国境再開前日の6月15日からは、3カ月ぶりにオーストリア航空(AUA)の便がウィーン空港からミュンヘンに向けて出発した。搭乗客はビジネスマンが多く、空港施設内、および機内ではマスク着用のルールが守られている。機内の空調にはウイルスを除去するフィルターが新たに設置された。

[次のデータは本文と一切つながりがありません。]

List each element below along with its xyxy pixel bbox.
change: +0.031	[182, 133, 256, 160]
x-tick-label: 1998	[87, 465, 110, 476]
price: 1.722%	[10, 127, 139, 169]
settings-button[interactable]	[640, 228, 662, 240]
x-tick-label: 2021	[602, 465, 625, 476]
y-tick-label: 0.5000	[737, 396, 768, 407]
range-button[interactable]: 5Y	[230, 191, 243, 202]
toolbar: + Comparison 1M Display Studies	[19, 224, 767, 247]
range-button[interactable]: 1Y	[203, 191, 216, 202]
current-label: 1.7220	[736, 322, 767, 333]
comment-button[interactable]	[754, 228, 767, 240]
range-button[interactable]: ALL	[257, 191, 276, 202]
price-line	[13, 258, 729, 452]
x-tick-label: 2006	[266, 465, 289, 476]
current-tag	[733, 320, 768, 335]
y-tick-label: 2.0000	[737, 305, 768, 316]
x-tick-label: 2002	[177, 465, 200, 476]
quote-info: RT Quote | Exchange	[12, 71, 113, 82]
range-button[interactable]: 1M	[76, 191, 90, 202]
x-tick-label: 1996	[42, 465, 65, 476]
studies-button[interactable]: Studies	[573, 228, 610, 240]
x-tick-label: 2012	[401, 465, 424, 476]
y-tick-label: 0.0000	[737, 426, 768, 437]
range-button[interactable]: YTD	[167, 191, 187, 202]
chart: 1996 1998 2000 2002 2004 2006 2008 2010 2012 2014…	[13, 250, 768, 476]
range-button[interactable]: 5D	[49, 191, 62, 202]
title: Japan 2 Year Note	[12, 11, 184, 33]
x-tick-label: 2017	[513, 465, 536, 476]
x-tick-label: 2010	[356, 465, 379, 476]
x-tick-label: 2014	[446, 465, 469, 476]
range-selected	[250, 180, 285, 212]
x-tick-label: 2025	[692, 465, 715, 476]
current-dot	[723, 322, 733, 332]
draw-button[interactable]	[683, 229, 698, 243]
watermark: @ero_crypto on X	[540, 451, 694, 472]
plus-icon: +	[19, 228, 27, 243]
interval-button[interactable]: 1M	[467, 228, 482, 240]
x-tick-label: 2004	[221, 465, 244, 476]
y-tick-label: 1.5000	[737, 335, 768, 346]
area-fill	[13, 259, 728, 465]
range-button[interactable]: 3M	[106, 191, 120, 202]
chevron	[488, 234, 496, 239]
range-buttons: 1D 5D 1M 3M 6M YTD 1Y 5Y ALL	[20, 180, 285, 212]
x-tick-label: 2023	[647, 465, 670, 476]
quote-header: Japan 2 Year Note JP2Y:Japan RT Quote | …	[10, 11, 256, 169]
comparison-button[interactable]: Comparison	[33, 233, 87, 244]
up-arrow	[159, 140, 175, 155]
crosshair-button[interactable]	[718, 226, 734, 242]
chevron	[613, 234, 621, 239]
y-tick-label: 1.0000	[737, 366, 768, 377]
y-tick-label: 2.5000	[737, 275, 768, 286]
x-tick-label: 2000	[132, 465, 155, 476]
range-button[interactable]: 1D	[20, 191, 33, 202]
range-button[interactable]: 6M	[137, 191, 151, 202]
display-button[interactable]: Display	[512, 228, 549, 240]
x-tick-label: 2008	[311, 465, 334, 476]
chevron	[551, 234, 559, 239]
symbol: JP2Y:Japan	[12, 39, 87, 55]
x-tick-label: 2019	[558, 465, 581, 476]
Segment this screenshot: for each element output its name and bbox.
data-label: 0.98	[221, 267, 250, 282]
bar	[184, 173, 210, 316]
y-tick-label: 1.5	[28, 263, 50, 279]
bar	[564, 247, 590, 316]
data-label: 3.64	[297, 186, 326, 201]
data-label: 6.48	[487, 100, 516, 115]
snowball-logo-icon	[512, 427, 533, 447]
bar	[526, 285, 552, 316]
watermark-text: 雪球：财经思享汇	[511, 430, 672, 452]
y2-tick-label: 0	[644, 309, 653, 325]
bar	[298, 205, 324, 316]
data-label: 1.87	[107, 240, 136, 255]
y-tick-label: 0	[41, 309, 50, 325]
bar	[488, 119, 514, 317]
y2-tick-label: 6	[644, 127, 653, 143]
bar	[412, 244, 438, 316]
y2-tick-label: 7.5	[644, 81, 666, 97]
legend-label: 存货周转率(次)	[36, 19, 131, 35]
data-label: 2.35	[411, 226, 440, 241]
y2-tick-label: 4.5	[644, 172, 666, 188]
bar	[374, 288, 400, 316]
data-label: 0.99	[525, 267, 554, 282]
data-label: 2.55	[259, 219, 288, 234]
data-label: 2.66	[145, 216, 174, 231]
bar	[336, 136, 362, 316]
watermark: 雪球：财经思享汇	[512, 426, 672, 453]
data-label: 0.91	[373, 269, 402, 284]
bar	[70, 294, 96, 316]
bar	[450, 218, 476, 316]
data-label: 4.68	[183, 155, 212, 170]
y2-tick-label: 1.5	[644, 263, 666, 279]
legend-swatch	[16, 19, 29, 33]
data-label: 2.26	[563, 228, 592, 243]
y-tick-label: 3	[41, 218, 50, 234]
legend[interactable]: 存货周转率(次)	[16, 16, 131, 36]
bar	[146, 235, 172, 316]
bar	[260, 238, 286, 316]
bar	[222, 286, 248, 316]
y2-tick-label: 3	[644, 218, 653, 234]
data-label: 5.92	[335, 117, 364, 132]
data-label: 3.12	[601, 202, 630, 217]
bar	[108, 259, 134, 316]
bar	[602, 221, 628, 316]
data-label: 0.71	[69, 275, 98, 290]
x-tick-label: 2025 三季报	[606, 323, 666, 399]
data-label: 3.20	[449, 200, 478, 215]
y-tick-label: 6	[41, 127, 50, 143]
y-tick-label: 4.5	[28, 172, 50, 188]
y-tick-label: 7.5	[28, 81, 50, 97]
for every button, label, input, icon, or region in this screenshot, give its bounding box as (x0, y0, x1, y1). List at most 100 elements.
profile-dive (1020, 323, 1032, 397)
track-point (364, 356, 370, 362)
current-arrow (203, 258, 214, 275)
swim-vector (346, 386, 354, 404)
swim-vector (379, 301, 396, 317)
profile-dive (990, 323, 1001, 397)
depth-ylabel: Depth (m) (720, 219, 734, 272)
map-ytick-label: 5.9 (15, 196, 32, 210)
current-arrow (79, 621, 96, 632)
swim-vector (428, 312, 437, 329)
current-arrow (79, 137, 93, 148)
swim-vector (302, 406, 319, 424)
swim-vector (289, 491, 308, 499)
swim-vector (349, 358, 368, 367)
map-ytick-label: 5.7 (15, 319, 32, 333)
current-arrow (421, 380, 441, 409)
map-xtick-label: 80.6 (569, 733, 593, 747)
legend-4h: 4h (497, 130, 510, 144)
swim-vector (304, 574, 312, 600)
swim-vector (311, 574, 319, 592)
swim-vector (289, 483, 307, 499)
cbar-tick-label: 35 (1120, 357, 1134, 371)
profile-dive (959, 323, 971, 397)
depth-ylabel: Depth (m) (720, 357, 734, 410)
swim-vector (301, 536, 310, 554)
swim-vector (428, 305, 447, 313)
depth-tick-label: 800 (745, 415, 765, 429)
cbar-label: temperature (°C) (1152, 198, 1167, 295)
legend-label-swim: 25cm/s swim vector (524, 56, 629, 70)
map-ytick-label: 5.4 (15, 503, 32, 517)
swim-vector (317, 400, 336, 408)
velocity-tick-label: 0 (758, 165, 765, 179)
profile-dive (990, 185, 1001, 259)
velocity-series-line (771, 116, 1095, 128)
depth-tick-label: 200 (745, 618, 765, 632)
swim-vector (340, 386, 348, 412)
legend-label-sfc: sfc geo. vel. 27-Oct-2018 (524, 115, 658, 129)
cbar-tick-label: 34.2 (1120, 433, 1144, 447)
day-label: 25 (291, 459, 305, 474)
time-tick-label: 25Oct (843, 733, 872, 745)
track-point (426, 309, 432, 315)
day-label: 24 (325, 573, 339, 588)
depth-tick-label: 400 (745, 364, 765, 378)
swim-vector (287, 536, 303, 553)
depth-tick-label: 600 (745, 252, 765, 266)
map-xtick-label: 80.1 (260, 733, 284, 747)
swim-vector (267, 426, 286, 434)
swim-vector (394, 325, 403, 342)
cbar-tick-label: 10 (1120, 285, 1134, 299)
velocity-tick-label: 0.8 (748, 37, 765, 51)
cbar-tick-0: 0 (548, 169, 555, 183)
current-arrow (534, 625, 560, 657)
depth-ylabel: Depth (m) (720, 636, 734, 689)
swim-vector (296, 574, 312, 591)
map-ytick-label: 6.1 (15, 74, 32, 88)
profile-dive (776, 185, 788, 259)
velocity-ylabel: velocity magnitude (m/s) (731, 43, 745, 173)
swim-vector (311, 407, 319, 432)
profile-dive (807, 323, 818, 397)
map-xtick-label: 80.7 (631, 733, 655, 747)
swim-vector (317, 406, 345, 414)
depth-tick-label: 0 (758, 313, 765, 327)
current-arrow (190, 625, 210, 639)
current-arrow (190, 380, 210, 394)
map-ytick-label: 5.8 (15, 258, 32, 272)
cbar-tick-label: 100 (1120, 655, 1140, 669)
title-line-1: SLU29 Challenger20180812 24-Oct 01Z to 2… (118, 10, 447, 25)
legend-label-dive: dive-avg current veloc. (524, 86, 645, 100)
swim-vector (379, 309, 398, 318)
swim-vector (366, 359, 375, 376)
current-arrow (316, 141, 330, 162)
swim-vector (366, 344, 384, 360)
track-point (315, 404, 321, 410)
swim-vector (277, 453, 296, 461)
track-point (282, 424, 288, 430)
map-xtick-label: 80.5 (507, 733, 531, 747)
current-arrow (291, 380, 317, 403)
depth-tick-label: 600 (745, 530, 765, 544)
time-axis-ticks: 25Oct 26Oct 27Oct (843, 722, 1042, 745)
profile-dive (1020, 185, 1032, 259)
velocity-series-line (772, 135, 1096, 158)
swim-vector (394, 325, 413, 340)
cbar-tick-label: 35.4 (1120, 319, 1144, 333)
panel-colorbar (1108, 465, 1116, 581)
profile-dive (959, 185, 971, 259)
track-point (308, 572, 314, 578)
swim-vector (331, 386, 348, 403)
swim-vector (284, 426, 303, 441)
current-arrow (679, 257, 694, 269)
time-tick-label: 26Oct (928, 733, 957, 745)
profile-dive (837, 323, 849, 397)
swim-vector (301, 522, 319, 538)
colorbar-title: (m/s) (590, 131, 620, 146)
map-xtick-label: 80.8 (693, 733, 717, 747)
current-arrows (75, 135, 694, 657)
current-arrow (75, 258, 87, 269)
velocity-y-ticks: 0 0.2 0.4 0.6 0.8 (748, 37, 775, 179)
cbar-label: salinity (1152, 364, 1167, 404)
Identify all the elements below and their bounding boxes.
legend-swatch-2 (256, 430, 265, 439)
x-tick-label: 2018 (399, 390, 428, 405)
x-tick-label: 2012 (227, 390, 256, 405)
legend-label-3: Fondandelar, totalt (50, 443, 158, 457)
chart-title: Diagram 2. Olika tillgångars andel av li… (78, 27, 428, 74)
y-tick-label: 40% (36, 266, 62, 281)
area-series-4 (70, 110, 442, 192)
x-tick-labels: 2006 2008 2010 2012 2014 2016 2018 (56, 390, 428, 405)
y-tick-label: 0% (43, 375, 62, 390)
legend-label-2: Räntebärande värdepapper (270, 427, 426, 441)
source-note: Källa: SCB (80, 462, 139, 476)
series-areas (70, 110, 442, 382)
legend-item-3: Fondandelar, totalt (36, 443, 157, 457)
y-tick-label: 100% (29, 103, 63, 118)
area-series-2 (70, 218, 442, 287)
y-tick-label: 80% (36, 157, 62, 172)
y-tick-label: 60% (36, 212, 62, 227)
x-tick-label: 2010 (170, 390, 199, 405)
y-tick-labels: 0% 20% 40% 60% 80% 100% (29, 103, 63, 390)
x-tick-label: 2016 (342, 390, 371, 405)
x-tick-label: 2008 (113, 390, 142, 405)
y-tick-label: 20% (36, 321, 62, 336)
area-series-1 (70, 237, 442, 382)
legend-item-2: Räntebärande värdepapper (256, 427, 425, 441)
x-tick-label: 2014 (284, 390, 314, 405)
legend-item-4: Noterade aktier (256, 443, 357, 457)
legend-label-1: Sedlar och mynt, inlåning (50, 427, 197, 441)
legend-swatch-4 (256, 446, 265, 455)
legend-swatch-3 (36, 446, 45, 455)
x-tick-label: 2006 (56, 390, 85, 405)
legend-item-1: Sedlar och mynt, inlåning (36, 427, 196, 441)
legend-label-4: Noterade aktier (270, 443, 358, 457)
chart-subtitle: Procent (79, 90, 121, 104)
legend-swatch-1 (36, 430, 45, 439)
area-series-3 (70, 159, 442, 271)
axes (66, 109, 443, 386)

AUAは、6月末までに欧州36都市とイスラエル・テルアビブへの直行便を順次再開予定(2020年6月2日記事参照)とする。7月からは米国(ワシントンD.C.、ニューヨーク、シカゴ)やタイ(バンコク)行きなどの長距離便も再開される予定だ。アレクシス・ヴォン・フンドスブルッフ社長は「運航再開初日は、70%程度の搭乗率だったが、7~8月の予約状況はまだ不安定だ」と述べた。

マスク着用義務を大幅に緩和

6月15日から、公共交通機関、薬局を含む医療機関、理髪業などの社会的距離を置くことが困難なサービス業などを除いて、マスクの着用義務が解除された。また、見本市や会議も衛生対策などの条件付きで人数制限なしに開催が可能となり、飲食店の営業時間は午前1時まで営業が認められた。

医療専門家からは、マスク着用義務の解除が早すぎるという声もある一方、国民にとって同緩和は「普通の生活」に向かっての象徴的な第一歩と受け止められている。

(注)ロンバルディア州には政府から渡航自粛勧告が出されている。